Sen. Rick Santorum (Pa.), chairman of the Republican Conference, praised the administration for being forthright. “I think they had the best information that they thought, and it was reliable at the time that the president said it,” Santorum told reporters. “It has since turned out to be, at least according to the reports that have been just released, not true,” he said. “The president stepped forward and said so,” he continued. “I think that’s all you can expect.”
House Majority Leader Tom DeLay (R-Tex.) also defended Bush’s approach, telling reporters that it is “very easy to pick one little flaw here and one little flaw there.” He defended the U.S.-led war against Iraq as “morally sound, and it is not just because somebody forged or made a mistake. . . . The Democrats can try all they want to undermine that, but the American people understand it and they support it.”
At the White House yesterday, officials stressed that Bush’s assertions in the State of the Union address did not depend entirely on discredited documents about Niger but also referred to intelligence contained in a still-classified September 2002 national intelligence estimate that listed two other countries, identified yesterday by a senior intelligence official as Congo and Somalia, where Iraq allegedly had sought uranium. That information, however, has been described as “sketchy” by intelligence officials, and the British parliamentary commission said it had not been proved.
Several candidates for the Democratic presidential nomination spoke out yesterday.

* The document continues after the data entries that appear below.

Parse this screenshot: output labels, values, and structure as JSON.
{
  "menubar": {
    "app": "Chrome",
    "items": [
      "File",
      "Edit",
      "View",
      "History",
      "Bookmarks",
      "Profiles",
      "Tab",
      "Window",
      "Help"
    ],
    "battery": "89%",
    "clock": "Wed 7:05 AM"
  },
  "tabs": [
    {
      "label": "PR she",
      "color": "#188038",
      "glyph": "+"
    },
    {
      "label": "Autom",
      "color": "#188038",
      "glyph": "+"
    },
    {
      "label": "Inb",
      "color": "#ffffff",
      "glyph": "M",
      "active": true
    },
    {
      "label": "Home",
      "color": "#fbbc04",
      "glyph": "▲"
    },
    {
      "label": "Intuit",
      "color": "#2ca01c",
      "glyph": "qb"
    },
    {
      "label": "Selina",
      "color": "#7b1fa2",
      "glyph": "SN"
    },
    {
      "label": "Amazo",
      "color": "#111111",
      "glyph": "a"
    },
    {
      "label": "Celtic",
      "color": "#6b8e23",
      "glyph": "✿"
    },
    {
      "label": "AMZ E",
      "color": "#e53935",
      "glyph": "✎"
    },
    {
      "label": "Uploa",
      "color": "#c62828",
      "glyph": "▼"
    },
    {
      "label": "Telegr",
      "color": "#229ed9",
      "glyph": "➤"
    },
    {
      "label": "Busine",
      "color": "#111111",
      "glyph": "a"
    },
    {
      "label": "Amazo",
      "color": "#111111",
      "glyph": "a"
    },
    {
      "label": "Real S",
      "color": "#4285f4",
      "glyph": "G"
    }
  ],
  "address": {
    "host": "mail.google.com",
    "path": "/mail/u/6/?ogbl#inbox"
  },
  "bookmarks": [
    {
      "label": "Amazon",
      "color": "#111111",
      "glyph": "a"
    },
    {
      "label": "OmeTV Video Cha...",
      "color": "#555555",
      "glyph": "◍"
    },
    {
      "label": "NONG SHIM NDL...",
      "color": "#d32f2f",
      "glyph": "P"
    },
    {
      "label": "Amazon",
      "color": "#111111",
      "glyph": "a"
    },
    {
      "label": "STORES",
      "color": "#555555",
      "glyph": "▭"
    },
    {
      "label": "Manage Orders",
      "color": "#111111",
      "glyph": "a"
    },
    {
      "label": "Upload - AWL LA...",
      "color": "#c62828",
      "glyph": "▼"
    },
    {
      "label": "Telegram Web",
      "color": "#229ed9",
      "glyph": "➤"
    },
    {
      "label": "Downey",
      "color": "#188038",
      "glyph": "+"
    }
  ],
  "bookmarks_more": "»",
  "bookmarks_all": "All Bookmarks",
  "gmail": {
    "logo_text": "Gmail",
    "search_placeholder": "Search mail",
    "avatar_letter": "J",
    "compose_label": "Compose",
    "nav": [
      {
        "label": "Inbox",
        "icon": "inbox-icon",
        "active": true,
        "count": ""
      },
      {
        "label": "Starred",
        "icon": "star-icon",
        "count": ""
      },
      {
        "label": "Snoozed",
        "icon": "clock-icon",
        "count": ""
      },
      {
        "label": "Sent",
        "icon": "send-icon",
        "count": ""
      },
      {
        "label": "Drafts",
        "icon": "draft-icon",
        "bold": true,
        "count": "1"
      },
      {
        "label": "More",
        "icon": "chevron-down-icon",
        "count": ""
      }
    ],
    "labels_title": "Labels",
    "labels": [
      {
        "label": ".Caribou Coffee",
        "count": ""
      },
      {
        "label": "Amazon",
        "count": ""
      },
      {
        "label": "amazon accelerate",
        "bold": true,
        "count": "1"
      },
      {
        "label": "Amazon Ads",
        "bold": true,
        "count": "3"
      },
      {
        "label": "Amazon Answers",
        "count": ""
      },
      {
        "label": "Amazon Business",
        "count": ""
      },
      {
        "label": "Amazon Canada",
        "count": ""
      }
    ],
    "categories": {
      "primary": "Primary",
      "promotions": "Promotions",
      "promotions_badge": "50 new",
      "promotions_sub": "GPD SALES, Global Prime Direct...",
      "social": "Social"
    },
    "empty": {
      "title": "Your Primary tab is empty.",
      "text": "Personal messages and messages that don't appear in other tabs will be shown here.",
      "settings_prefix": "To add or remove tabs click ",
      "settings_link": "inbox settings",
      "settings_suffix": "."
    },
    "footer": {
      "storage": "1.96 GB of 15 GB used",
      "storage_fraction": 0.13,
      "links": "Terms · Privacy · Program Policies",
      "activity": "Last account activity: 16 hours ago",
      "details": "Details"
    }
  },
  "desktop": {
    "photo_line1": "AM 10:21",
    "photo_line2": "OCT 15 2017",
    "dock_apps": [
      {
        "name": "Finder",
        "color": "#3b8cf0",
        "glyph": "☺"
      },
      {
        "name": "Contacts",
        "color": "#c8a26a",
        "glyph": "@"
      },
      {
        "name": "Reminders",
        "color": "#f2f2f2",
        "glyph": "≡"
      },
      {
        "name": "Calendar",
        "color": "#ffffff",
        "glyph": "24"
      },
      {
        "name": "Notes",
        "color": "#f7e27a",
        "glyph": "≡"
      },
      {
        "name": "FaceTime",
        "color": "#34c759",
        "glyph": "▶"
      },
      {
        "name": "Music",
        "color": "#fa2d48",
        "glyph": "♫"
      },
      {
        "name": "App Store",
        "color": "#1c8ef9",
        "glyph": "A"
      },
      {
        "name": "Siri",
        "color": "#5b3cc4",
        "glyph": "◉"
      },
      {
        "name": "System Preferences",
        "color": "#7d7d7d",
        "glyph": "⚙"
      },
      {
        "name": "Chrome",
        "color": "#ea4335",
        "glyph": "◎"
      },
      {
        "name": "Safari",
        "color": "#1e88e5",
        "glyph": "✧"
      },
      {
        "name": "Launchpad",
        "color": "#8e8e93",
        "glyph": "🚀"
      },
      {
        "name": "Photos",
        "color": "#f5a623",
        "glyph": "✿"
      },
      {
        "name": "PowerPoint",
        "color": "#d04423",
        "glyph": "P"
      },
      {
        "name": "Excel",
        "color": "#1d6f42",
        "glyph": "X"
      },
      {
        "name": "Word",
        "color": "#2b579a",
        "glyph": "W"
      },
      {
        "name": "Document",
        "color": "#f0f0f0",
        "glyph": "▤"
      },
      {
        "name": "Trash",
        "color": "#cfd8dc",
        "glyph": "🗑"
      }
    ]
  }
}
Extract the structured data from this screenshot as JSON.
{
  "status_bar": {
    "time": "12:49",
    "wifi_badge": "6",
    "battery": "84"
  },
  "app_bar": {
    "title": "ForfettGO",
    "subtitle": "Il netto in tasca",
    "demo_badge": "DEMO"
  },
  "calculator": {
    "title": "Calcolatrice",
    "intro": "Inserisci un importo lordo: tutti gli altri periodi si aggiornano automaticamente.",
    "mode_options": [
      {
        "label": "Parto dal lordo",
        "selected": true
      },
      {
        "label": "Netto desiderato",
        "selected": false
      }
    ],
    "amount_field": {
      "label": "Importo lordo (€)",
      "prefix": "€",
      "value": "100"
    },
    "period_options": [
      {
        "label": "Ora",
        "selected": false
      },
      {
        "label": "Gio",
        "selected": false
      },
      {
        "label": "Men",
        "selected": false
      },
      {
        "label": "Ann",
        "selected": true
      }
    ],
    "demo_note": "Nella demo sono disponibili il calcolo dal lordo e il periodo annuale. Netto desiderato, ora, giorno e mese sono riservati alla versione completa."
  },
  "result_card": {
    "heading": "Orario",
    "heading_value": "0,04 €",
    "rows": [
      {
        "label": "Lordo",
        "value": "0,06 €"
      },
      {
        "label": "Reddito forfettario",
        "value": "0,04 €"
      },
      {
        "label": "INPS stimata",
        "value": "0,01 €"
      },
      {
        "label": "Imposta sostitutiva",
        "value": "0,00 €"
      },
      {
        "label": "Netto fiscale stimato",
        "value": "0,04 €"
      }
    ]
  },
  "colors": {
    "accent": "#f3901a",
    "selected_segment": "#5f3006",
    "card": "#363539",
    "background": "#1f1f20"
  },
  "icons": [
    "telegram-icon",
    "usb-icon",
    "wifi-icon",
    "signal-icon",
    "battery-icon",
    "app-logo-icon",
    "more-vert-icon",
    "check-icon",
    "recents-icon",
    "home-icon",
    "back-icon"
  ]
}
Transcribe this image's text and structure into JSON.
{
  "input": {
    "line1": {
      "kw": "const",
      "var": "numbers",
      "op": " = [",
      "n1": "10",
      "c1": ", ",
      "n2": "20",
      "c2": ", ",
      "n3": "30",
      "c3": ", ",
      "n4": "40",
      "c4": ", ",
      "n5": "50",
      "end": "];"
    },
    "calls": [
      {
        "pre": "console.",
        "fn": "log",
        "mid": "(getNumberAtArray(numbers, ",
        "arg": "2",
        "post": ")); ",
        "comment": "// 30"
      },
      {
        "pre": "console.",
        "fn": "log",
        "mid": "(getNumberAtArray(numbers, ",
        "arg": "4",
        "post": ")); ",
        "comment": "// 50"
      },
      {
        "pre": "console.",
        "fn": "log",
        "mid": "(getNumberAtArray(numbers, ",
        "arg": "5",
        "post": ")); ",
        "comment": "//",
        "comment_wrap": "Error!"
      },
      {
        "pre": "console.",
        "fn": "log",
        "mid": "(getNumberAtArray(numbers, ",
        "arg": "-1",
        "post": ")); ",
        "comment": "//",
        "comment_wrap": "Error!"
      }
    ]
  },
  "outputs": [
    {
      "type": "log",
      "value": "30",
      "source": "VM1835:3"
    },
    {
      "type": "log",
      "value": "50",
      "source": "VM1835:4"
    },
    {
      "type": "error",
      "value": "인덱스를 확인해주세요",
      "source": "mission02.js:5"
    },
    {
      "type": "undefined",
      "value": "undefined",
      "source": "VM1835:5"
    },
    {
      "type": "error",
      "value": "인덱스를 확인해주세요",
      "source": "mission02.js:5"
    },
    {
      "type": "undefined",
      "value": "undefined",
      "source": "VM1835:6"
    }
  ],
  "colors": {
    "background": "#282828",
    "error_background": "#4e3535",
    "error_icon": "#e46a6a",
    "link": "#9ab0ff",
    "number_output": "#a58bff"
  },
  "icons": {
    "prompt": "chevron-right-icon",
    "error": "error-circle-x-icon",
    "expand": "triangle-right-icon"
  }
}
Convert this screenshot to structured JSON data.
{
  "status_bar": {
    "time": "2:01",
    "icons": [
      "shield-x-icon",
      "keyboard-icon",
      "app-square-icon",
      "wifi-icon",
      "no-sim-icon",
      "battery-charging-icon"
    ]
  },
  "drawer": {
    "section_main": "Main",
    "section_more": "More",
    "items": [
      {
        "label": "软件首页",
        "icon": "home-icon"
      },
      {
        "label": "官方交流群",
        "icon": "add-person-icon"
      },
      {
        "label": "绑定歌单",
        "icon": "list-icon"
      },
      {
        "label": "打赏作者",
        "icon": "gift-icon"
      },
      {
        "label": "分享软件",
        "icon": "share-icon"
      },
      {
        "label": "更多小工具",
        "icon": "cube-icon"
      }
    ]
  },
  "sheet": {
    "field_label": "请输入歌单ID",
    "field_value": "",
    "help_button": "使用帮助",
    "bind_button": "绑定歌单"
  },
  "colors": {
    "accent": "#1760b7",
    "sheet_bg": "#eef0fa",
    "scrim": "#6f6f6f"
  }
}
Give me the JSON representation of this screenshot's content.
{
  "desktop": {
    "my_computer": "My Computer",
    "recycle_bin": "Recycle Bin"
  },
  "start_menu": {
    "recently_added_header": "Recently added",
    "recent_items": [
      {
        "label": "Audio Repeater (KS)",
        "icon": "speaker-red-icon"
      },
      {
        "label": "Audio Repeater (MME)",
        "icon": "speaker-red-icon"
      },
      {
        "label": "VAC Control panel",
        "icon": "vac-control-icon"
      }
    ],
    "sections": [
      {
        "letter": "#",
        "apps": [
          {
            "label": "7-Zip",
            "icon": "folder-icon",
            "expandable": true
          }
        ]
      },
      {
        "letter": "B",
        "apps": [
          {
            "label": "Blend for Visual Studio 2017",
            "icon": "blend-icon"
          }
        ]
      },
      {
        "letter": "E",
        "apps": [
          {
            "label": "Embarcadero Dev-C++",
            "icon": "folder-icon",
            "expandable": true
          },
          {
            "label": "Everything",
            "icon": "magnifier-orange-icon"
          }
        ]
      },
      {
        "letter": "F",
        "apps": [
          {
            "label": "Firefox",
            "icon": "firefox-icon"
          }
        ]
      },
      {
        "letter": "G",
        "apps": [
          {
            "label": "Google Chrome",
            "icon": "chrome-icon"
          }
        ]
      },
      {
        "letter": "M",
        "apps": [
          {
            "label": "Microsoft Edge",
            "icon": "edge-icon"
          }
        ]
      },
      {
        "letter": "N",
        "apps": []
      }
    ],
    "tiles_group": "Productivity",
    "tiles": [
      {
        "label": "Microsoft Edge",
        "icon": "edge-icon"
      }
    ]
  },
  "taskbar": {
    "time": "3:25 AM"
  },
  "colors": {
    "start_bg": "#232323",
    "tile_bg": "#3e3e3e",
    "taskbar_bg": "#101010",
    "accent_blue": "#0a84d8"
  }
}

Rep. Richard A. Gephardt (D-Mo.) said Bush’s “factual lapse” cannot be easily dismissed “as an intelligence failure.” He said the president “has a pattern of using excessive language in his speeches and off-the-cuff remarks” which “represents a failure of presidential leadership.”
Sen. John F. Kerry (D-Mass.) said the administration “doesn’t get honesty points for belatedly admitting what has been apparent to the world for some time — that emphatic statements made on Iraq were inaccurate.”
Sen. Bob Graham (D-Fla.), former chairman of the intelligence panel, said, “George Bush’s credibility is increasingly in doubt.”
Rep. Dennis J. Kucinich (D-Ohio) expanded the credibility problem to the administration: “The White House’s admission that it cited false information to set this country on the path toward war erodes the credibility of the administration.”
Former Vermont governor Howard Dean said, “The credibility of the U.S. is a precious commodity. We should all be deeply dismayed that our nation was taken to war and our reputation in the world forever tainted by what appears to be the deliberate effort of this administration to mislead the American people, Congress and the United Nations.”